# Rockwell Drill/Driver Set



## Bertha

I'm going to try my Makita 18V impact on my truck lugs tonight! Thanks for this review, as I've been curious about this set. I'm a die hard impact guy by now. The green is a bit tough, I have to agree.


----------



## Dusty56

http://www.rockwelltoolsdirect.com/professional-tools/cordless/12v-lithiumtechtm-2pc-combo-kit-w-drill-impact-driver.html
At 210 *INCH* pounds of torque for the drill and 800 *INCH* pounds for the impact driver , they never stood a chance against your lug nuts @ 100 *FOOT* pounds of torque. Hopefully you didn't harm their tiny mechanisms : ) LOL


----------



## roman

Festool uses fluorescent green

all a matter of perspective and I think every review is good BUT, there should be a second review, one year down the line as the excitement out of the gate, the shiny new effect can taint an opinion.

Cheers


----------



## Walwoodwork

Moron,
You are absolutely right. I used to sell tools for a living and I used to claim that nearly all new tools were good. You paid the extra money to still have a good tool a year or two down the line. 
I like the idea of a one year review very much.
cheers,
Ian W


----------



## Howie

I'm in the market for an impact driver and since Dewalt is no longer in my vocabulary I'll give these a look. Thanks for the review.


----------



## Domer

I just bought a Dewalt pair that look the same as the Roickler. I bought them at the Woodworkers Show for a similar price.
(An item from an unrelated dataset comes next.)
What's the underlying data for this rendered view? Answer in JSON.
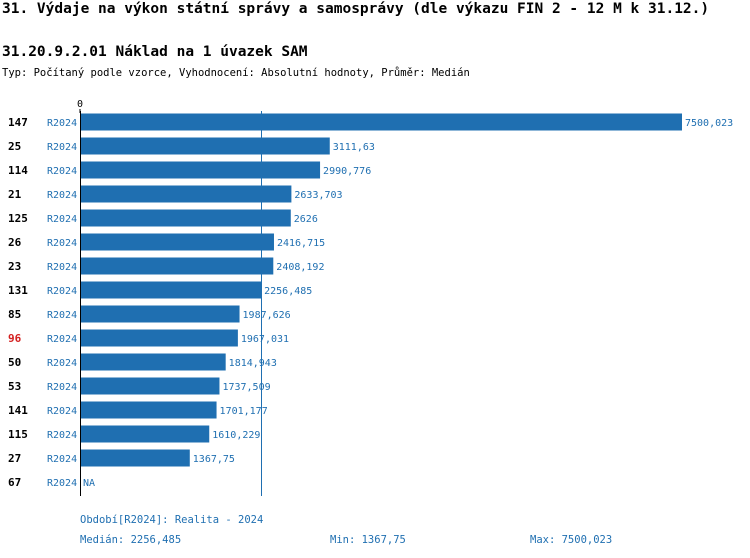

I have had them for several months now and love them. They are very light weight and work well. I like the Dewalt yellow better than the Rockler green.

Domer


----------



## irisorio

One they I didn't consider when I bought this set. This drill only has a 3/8" chuck. This is only an issue when using my larger twist or brad point bits (as I discovered today when I wanted to drill a 1/2" hole in sheetrock). My spade and forstner bits are fit no problem.


----------



## Bertha

My truck lugs laughed at my Makita, for the record. But Moron, Festool green is an expensive-looking green


----------



## woodman1962

I read this review and wanted to give my input.I have at 1500.00 worth of DEWALT cordless tools.I hate them to me. dewalt has really went down hill.I wish i could get some of the money back and i would sell it all.The batteries are just terrible I have replaced batteries every time i turn around.
I finally tried a makita I love them i have been using them for 2 years and i can not tell you which batteries are old and which ones are new.I have purchased 3 sets of the 18v and have not replaced a battery since. They are just as good as the day that i bought them.I have had a little issue with there chargers they are real sensitive to moisture.You have to be careful of that.The batteries life is a lot more than dewalt.They are a lot easier on my hands than dewalt.When i bought these they did not offer the free replacement batteries on the rockwell.I think i would consider them just for that fact


----------



## irisorio

Update: I still love this set for its compact size and weight. It is a good LIGHT to MEDIUM DUTY drill. Recently I drilled 12 pocket holes in 3/4 ply and 60 1" holes in 1/4 inch ply using a spade bit on a single battery charge. The drill got pretty hot drilling the 1" holes. After recharging the battery I drilled two 2 1/2" holes in 3/4 ply using a hole saw. I found that even though the drill could do it if I went slow and used light pressure that I could actually stop the drill completely if I pressed too hard.


----------